Password obsolescence for online authentication


LastPass via Wikipedia Commons

Password managers are often used to store multiple login credentials, proving the inefficiency of passwords

Vishnu Challa, Site Manager

The cybersecurity industry has grown the last two decades not just because of the surge of online attacks, but because of the rapid innovation of technology. To combat the newer changes, programmers need to design architectures that can protect from these prospective, stronger attacks.

One of the biggest risks on the internet right now are password authentications. For almost any application, users prove ownership to their data with password protections. This system becomes flawed when accounting for the ease in password cracking today, people’s forgetfulness and the complexity on the company’s end for storing them.

Senior Emily Hoskins explained how they maintain the various passwords she has. “I basically write my passwords down and reuse a lot of them. Probably not the most secure method but makes sure I don’t forget the password to something important,” she said.

Some common solutions are slowly starting to emerge to replace these issues. For consumers, two-factor authentication has become the largest addition. The enterprise side on the other hand has quickly moved to token-based authentication. These tokens are task and user specific to ensure that each person connecting to the application is only using the services they are allowed to have.

This may work in an enterprise setting, but consumers want to be administrators of their own data. So what would be another way to authenticate a user without having them keep track of a string?

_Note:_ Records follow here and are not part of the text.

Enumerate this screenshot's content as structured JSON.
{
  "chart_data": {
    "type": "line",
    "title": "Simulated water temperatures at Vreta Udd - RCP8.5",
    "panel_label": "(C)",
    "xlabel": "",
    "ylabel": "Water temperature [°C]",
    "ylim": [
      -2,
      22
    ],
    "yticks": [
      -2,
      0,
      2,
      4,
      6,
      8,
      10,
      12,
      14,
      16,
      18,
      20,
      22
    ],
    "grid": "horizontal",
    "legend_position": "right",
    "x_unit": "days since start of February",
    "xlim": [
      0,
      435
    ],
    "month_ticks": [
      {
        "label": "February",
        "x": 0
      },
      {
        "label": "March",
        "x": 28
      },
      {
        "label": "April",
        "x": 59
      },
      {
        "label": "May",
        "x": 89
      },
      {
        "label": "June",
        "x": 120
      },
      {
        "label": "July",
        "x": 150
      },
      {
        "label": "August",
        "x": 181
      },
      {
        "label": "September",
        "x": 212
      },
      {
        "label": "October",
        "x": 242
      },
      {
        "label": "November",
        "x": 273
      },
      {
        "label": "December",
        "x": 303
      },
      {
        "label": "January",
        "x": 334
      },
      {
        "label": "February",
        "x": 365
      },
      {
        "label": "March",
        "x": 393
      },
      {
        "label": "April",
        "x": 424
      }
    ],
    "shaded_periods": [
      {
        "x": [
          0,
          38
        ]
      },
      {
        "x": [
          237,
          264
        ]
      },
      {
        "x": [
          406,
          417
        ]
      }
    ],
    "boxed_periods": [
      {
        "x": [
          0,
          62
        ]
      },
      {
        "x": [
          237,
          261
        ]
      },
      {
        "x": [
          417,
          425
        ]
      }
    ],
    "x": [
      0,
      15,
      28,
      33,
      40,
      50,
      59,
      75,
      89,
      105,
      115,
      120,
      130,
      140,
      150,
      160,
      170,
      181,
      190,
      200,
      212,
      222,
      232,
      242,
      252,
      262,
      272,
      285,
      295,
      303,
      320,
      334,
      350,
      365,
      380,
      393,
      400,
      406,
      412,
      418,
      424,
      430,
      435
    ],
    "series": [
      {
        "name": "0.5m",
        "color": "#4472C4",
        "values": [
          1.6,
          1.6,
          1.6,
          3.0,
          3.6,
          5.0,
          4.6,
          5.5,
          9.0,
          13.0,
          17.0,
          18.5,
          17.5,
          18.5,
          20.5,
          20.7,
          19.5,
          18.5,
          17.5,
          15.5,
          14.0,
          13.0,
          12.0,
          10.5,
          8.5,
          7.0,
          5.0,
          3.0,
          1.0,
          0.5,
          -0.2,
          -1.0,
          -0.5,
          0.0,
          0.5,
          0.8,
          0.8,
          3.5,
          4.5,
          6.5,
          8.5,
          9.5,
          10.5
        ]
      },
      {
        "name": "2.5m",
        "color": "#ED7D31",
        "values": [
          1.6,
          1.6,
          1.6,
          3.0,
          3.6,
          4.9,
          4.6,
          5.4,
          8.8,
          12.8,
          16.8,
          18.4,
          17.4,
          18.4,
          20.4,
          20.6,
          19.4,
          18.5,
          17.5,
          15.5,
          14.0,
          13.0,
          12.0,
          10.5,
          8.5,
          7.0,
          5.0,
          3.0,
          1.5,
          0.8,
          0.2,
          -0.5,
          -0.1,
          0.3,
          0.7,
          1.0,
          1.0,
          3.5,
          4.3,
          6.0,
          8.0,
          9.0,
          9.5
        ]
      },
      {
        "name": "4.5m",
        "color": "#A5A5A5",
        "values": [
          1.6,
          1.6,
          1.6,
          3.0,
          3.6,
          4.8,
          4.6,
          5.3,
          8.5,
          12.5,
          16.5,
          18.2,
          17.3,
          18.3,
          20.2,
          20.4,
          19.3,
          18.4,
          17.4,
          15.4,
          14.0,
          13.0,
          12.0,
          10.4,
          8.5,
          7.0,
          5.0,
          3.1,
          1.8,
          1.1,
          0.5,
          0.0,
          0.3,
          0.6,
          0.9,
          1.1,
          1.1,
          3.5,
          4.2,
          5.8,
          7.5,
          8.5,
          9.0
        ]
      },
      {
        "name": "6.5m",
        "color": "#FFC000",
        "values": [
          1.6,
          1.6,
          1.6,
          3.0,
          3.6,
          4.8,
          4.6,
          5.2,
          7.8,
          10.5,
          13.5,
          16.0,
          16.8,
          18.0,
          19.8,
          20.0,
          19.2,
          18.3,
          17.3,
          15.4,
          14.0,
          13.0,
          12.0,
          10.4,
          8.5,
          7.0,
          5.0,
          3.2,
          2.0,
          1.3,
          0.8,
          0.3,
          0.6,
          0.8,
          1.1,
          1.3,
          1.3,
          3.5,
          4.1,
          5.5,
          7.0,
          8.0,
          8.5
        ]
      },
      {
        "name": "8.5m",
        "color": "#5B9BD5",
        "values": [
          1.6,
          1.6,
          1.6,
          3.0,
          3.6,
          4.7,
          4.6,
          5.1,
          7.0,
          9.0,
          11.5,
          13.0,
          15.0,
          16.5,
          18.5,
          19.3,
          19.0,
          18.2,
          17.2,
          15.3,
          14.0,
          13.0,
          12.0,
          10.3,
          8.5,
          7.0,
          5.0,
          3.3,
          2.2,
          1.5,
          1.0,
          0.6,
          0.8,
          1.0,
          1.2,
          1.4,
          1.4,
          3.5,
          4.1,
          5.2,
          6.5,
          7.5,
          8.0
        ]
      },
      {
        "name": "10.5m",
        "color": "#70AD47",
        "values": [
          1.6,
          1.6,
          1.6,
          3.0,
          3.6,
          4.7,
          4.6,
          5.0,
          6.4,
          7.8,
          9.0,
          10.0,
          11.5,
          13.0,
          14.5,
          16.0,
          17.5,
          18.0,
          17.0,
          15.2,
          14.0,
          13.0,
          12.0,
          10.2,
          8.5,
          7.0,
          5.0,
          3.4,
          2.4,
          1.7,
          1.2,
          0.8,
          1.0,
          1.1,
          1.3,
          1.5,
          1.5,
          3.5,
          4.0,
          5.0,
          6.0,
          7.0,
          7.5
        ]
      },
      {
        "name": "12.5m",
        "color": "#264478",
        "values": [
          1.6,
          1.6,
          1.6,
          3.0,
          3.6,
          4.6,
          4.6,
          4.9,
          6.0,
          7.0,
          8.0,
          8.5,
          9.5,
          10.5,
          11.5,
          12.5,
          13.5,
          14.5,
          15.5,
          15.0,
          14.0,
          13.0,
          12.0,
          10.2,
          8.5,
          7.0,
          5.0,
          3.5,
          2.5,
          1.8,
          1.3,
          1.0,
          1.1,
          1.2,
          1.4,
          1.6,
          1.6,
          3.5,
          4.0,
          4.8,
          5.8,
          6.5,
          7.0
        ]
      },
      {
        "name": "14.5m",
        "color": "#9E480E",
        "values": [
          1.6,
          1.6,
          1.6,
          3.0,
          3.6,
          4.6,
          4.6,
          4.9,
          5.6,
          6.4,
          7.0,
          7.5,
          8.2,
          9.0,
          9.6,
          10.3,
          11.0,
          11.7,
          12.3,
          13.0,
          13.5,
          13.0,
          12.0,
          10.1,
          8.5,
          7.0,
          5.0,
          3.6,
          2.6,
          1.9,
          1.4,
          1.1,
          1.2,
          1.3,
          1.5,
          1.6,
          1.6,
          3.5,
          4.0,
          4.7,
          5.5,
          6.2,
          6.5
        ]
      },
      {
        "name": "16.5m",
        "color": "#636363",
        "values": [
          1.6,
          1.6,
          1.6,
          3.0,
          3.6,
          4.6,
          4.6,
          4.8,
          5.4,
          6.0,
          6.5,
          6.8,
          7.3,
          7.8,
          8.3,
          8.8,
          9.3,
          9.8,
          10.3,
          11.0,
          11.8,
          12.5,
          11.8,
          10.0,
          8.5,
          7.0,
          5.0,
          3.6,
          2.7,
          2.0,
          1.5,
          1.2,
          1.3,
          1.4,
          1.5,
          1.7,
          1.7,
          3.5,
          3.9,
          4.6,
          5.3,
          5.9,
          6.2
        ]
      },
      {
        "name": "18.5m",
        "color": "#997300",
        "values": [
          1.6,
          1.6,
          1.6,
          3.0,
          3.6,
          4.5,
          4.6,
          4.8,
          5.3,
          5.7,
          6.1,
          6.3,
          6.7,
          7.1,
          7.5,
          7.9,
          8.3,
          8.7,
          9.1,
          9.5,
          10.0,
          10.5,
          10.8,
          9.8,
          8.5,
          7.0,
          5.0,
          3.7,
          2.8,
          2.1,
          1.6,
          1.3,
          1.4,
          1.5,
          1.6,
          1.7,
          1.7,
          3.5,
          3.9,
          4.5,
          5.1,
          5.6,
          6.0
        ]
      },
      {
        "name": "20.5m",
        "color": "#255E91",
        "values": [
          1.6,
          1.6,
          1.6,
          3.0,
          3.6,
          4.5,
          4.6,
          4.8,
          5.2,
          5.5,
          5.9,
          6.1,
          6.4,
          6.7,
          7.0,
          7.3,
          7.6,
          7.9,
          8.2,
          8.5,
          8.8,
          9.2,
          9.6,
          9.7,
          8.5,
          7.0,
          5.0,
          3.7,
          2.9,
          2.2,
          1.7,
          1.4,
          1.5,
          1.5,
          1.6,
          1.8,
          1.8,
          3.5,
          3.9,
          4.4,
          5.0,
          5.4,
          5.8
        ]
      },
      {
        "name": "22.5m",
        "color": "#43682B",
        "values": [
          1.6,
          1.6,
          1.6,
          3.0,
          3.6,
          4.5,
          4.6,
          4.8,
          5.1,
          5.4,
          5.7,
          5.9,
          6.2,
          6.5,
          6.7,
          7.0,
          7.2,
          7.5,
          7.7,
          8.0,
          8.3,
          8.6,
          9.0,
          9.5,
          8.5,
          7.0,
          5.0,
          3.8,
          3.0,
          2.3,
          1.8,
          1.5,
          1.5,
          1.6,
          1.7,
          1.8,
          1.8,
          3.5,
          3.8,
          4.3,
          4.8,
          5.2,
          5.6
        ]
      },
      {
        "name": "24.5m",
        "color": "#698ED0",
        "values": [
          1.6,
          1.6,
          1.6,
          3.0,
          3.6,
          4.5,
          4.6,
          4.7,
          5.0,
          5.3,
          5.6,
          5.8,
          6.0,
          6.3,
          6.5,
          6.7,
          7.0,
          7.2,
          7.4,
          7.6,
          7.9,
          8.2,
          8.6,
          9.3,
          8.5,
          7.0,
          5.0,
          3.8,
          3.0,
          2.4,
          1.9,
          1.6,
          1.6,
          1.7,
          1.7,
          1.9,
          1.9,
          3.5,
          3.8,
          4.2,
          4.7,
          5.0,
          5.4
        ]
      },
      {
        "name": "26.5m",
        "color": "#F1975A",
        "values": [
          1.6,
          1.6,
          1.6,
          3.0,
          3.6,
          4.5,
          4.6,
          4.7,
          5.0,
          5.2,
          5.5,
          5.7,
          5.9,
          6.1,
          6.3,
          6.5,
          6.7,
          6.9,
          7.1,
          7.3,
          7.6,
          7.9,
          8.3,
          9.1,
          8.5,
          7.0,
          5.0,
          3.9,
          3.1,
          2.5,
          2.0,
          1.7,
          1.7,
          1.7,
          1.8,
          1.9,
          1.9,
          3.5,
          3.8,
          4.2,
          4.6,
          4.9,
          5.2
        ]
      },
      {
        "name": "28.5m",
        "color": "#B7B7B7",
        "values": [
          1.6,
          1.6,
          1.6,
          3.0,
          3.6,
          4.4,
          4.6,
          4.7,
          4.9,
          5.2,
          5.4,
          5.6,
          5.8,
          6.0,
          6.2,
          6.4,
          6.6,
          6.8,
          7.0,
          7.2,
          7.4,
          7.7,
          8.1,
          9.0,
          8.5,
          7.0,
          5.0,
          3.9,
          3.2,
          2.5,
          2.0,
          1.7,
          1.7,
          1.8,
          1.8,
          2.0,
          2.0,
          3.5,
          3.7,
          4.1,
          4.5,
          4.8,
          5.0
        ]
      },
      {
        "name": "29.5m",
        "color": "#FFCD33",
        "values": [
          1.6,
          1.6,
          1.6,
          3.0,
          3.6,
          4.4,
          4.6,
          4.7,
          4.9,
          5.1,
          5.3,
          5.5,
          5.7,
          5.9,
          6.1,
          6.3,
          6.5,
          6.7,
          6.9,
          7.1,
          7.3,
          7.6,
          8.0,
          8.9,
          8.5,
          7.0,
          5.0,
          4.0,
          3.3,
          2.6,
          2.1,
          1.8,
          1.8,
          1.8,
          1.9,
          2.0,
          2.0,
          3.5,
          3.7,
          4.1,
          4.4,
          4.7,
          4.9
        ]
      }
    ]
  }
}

Private/public keys are an authentication system commonly used between devices but can also be used between a server and client.

The premise behind this system is that every application (Twitter, Instagram, YouTube, Gmail and others) knows one’s public key and will send them an encrypted message using that public key. Users respond back with the decrypted message using their private key to prove that the encrypted message was intended for them.

Senior Alex Blackwell showed how well this encryption system is working in other applications. “Actually, key-based encryption already exists on many websites. The actual code for login pages hashes someone’s password before storing it. Hashing basically turns your password into a random string of characters so that when someone who didn’t login looks at it, it’s worthless. When you login though, you are solving the hash back into the original password to authenticate,” he said.

This newer system is much more user-friendly for consumers since there is not any memorization on their end. The private/public keys are generated as a pair so that any message encrypted by one can be decrypted by the other. They are also reusable for any application making them storable on device basis.

The Fast IDentity Online (FIDO) alliance (Apple, Google and Microsoft) have begun to expand this newer standard for authentication. Passwords are still a very prevalent standard that many will be uncomfortable moving away from. Even though current technologies are well rooted in the internet, moving forward to new standards has always been a fundamental notion in cybersecurity.